Statenvertaling

Job 30:19-29 Statenvertaling (SV1750)

19. Hij heeft mij in het slijk geworpen, en ik ben gelijk geworden als stof en as.

20. Ik schrei tot U, maar Gij antwoordt mij niet; ik sta, maar Gij acht niet op mij.

21. Gij zijt veranderd in een wrede tegen mij; door de sterkte Uwer hand wederstaat Gij mij hatelijk.

22. Gij heft mij op in den wind; Gij doet mij daarop rijden, en Gij versmelt mij het wezen.

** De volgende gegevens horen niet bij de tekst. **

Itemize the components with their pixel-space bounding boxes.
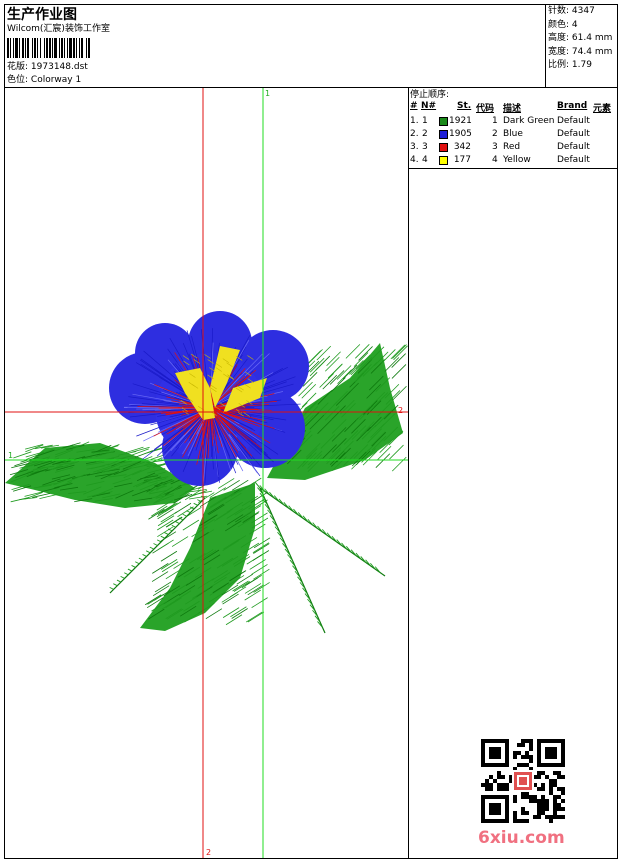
row-brand: Default [557, 155, 590, 165]
row-description: Yellow [503, 155, 531, 165]
stat-height: 高度: 61.4 mm [548, 33, 613, 43]
guide-label-top: 1 [265, 89, 271, 98]
row-needle: 4 [422, 155, 428, 165]
row-stitches: 1905 [449, 129, 472, 139]
colorway-row: 色位: Colorway 1 [7, 74, 81, 86]
guide-label-bottom: 2 [206, 848, 212, 857]
design-label: 花版: [7, 62, 29, 72]
color-swatch [439, 143, 448, 152]
embroidery-design [5, 88, 408, 858]
row-brand: Default [557, 129, 590, 139]
row-brand: Default [557, 116, 590, 126]
row-code: 1 [492, 116, 498, 126]
stat-width: 宽度: 74.4 mm [548, 46, 613, 57]
row-description: Red [503, 142, 521, 152]
design-file-row: 花版: 1973148.dst [7, 61, 88, 73]
row-needle: 3 [422, 142, 428, 152]
company-name: Wilcom(汇宸)装饰工作室 [7, 24, 110, 34]
stat-scale: 比例: 1.79 [548, 60, 592, 70]
barcode [7, 38, 90, 58]
row-num: 1. [410, 116, 419, 126]
row-stitches: 342 [453, 142, 471, 152]
row-num: 3. [410, 142, 419, 152]
stat-stitches: 针数: 4347 [548, 6, 595, 16]
row-stitches: 1921 [449, 116, 472, 126]
row-stitches: 177 [453, 155, 471, 165]
color-swatch [439, 156, 448, 165]
qr-code [480, 738, 566, 824]
stat-colors: 颜色: 4 [548, 19, 578, 30]
col-header-n: N# [421, 101, 437, 111]
row-code: 3 [492, 142, 498, 152]
col-header-num: # [410, 101, 418, 111]
row-num: 2. [410, 129, 419, 139]
row-code: 4 [492, 155, 498, 165]
row-description: Dark Green [503, 116, 555, 126]
row-needle: 2 [422, 129, 428, 139]
col-header-brand: Brand [557, 101, 588, 111]
document-title: 生产作业图 [7, 7, 77, 23]
col-header-desc: 描述 [503, 104, 522, 114]
col-header-code: 代码 [476, 104, 495, 114]
row-brand: Default [557, 142, 590, 152]
stop-sequence-title: 停止顺序: [410, 90, 450, 100]
guide-label-right: 2 [398, 406, 404, 415]
guide-label-left: 1 [8, 451, 14, 460]
row-num: 4. [410, 155, 419, 165]
color-swatch [439, 130, 448, 139]
col-header-element: 元素 [593, 104, 612, 114]
stop-sequence-divider [408, 168, 618, 169]
stats-list: 针数: 4347 颜色: 4 高度: 61.4 mm 宽度: 74.4 mm 比… [548, 5, 612, 73]
watermark-site: 6xiu.com [478, 828, 565, 848]
colorway-label: 色位: [7, 75, 29, 85]
color-swatch [439, 117, 448, 126]
row-needle: 1 [422, 116, 428, 126]
row-code: 2 [492, 129, 498, 139]
col-header-st: St. [457, 101, 472, 111]
design-file: 1973148.dst [30, 62, 88, 72]
row-description: Blue [503, 129, 523, 139]
colorway-value: Colorway 1 [30, 75, 82, 85]
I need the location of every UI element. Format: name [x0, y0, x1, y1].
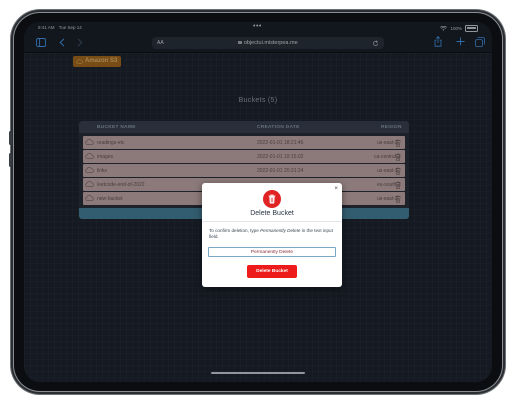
- instruction-text: To confirm deletion, type: [209, 228, 261, 233]
- screen: 9:41 AM Tue Sep 14 ••• 100% AA objectui.…: [24, 22, 492, 382]
- confirm-input[interactable]: [208, 247, 336, 257]
- delete-bucket-button[interactable]: Delete Bucket: [247, 265, 297, 278]
- delete-bucket-dialog: × Delete Bucket To confirm deletion, typ…: [202, 183, 342, 287]
- dialog-title: Delete Bucket: [250, 210, 294, 217]
- trash-icon: [268, 194, 276, 204]
- instruction-phrase: Permanently Delete: [260, 228, 301, 233]
- trash-badge: [263, 190, 281, 208]
- divider: [202, 221, 342, 222]
- home-indicator[interactable]: [211, 372, 305, 374]
- volume-button: [9, 153, 12, 167]
- side-button: [9, 131, 12, 145]
- dialog-instructions: To confirm deletion, type Permanently De…: [209, 228, 337, 240]
- close-button[interactable]: ×: [334, 185, 338, 192]
- ipad-frame: 9:41 AM Tue Sep 14 ••• 100% AA objectui.…: [9, 13, 502, 391]
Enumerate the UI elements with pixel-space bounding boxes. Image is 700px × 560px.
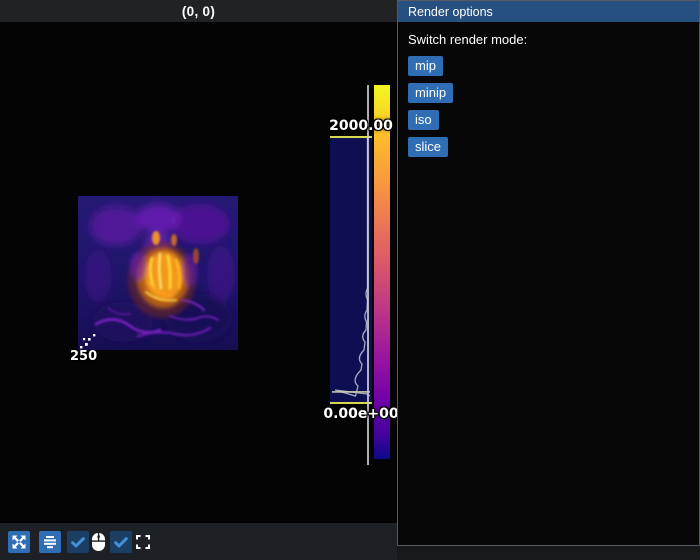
tf-min-label: 0.00e+00 (322, 406, 397, 422)
tf-range-line-max[interactable] (330, 136, 372, 138)
mode-button-minip[interactable]: minip (408, 83, 453, 103)
app-window: (0, 0) (0, 0, 700, 560)
volume-rendering-image (78, 196, 238, 350)
viewport-titlebar: (0, 0) (0, 0, 397, 22)
align-center-icon (43, 535, 57, 549)
tf-max-label: 2000.00 (322, 118, 397, 134)
colorbar[interactable] (374, 85, 390, 459)
mode-button-slice[interactable]: slice (408, 137, 448, 157)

23. Want ik weet, dat Gij mij ter dood brengen zult, en tot het huis der samenkomst aller levenden.

24. Maar Hij zal tot den aardhoop de hand niet uitsteken; is er bij henlieden geschrei in zijn verdrukking?

25. Weende ik niet over hem, die harde dagen had? Was mijn ziel niet beangst over den nooddruftige?

26. Nochtans toen ik het goede verwachtte, zo kwam het kwade; toen ik hoopte naar het licht, zo kwam de donkerheid.

27. Mijn ingewand ziedt, en is niet stil; de dagen der verdrukking zijn mij voorgekomen.

28. Ik ga zwart daarheen, niet van de zon; opstaande schreeuw ik in de gemeente.

29. Ik ben den draken een broeder geworden, en een metgezel der jonge struisen.